Anne Frank diary to be read at Italian football matches to condemn antisemitism

Italy’s football authorities, reacting to an antisemitic outburst by Lazio fans, ordered stadiums on Tuesday to hold a minute of silence at their next matches while a passage from the diary of Holocaust victim Anne Frank is read out.

Stickers of Anne Frank wearing the shirt of Lazio’s city rivals AS Roma were found on walls and bathrooms in a section of Rome’s Olympic Stadium used by Lazio supporters during their Serie A match against Cagliari on Sunday.

The incident was sharply criticised by Italian politicians and media, with President Sergio Mattarella calling it “inhuman and alarming for our country.”
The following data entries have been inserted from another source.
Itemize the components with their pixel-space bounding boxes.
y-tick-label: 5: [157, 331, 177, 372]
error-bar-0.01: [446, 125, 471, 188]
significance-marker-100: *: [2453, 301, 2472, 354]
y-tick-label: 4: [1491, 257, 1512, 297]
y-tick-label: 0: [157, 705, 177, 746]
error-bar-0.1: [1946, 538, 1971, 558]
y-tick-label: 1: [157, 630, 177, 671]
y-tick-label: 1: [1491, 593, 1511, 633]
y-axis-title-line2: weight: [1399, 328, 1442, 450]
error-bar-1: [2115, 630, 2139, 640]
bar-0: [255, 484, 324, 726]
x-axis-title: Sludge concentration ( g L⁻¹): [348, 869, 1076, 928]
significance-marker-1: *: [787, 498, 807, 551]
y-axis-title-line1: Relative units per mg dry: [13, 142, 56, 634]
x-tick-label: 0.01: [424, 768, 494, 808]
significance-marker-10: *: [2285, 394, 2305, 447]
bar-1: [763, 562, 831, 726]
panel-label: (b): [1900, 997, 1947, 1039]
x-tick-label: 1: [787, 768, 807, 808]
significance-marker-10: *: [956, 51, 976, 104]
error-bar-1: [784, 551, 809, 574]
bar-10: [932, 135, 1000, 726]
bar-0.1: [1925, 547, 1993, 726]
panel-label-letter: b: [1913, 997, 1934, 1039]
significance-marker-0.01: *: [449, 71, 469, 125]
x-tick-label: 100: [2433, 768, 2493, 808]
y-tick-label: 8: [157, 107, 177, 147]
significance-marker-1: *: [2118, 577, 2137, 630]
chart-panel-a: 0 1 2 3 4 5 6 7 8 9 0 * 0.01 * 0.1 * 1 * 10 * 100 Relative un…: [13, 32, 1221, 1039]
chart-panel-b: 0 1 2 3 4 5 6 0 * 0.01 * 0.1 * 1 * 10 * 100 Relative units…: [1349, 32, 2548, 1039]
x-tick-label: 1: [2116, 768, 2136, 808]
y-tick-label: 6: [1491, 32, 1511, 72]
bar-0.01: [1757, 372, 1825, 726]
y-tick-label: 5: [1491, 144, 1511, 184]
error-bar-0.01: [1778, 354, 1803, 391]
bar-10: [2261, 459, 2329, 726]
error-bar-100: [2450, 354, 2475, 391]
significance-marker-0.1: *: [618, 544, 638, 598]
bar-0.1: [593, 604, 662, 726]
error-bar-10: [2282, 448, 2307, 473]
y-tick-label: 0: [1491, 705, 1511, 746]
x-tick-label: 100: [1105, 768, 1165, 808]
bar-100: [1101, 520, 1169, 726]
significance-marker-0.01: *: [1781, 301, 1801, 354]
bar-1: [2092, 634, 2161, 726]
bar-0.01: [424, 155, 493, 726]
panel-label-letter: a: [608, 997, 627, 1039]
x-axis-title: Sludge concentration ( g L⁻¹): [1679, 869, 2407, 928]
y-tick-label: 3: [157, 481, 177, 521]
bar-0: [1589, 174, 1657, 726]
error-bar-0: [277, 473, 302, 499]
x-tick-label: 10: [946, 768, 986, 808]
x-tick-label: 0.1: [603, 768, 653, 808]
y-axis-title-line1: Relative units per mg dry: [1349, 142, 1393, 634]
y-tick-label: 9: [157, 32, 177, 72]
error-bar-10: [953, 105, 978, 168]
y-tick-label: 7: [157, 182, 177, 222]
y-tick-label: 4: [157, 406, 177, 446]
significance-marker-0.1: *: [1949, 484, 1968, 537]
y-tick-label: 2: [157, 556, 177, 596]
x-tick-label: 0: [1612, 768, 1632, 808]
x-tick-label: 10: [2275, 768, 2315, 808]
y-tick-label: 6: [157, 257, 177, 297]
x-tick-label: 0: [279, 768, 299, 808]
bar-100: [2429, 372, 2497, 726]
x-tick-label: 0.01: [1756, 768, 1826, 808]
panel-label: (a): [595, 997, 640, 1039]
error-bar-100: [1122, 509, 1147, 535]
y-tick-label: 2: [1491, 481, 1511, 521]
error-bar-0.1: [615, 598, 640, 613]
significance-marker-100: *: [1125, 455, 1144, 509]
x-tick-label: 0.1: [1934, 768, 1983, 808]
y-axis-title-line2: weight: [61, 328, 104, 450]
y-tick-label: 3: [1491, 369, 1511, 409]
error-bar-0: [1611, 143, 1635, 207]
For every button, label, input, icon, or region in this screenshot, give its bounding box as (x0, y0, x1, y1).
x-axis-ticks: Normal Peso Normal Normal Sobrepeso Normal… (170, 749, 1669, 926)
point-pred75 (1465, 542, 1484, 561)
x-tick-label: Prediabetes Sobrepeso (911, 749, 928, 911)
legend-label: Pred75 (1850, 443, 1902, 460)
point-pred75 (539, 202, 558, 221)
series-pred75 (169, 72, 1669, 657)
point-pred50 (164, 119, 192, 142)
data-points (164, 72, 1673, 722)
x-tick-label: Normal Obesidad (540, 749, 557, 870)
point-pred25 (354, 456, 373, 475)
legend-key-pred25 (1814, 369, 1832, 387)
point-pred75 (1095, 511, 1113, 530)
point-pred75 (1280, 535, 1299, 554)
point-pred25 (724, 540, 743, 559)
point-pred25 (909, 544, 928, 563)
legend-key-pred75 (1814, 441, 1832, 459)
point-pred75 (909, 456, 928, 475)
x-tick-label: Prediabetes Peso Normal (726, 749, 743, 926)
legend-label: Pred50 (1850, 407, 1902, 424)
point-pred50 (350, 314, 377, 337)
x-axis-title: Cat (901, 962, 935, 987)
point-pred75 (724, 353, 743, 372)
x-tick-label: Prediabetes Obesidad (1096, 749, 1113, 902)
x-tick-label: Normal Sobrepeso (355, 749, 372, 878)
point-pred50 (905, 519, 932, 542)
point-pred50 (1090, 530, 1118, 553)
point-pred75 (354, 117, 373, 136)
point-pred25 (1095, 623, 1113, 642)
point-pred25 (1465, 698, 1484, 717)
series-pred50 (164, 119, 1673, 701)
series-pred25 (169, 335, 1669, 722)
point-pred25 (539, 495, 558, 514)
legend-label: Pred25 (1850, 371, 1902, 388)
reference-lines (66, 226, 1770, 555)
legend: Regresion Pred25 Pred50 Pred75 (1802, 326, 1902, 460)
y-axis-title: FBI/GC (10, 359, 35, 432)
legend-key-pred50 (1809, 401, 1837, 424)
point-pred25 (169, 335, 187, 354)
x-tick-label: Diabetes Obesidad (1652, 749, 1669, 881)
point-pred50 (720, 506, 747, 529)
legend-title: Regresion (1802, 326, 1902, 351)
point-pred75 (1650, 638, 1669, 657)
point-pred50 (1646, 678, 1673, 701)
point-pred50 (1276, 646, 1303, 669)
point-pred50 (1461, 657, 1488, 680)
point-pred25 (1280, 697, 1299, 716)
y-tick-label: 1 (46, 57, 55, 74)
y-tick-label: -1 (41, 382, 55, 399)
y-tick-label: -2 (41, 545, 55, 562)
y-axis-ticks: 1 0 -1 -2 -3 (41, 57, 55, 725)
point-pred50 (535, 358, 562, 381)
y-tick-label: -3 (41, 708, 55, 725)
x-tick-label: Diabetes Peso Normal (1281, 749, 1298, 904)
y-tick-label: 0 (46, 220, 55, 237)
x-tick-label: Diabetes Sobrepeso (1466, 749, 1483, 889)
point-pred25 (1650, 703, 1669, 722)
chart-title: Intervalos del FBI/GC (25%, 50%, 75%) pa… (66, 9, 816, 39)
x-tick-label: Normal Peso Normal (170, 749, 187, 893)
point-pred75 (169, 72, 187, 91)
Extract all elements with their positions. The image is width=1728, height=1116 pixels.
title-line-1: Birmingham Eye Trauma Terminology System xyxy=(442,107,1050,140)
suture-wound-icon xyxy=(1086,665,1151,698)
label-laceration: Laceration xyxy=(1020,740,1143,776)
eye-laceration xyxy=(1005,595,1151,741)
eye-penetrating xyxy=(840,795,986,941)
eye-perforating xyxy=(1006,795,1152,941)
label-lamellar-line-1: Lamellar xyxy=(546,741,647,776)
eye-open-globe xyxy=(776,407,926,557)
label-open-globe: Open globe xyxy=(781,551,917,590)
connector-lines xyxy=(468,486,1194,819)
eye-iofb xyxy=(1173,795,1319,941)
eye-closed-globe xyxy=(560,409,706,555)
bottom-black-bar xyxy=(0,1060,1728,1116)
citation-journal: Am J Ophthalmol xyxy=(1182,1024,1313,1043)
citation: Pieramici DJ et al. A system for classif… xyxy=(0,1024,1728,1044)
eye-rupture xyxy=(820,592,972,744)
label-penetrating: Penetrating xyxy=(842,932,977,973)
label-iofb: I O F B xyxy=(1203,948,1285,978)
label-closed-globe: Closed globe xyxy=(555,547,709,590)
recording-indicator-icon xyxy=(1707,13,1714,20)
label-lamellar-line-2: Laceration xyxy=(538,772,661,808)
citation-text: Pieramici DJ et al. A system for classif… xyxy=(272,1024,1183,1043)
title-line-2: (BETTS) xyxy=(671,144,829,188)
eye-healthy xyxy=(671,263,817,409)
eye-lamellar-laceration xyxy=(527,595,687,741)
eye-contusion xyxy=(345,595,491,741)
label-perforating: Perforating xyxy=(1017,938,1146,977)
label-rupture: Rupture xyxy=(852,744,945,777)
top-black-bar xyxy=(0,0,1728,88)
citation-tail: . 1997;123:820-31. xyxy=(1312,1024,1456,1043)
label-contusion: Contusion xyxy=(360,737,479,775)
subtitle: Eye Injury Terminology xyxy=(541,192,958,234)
At the next match in all Italy’s football divisions, a minute’s silence will be held “to condemn the recent episodes of antisemitism and to continue to remember the Holocaust,” the football federation said in a statement.

While the players line up in the centre of the pitch, a poignant passage from Anne Frank’s diary will be read out over the loudspeakers.

The passage reads: “I see the world being slowly transformed into a wilderness; I hear the approaching thunder that, one day, will destroy us too. I feel the suffering of millions. And yet, when I look up at the sky, I somehow feel that everything will change for the better, that this cruelty too shall end, that peace and tranquility will return once more.”

On Monday, Lazio president Claudio Lotito and other team officials laid a wreath of flowers at Rome’s synagogue in an effort to make amends with the Jewish community.

Rome Jewish community leader Ruth Dureghello welcomed the gesture but said it was not enough. She said “collective awareness” was needed to bring an end to such antisemitic acts.

Episodes of racism are commonplace in Italian soccer and Lazio supporters, who have a reputation for right-wing extremism, have often run into trouble with the authorities.

The team’s hard-core fans, known as “ultras,” left the stickers and antisemitic slogans such as “Roma fans are Jews” in a section of the stadium where Roma supporters usually sit when their team is playing. The two sides share the same stadium.

Anne Frank was born in Germany but her family fled to the Netherlands to escape the Nazi takeover. They lived in hidden rooms in Amsterdam before they were discovered by German occupiers and deported to concentration camps.

She died in the Bergen-Belsen camp aged 15 and her diary recounting the family’s time in hiding became a centerpiece of Holocaust literature.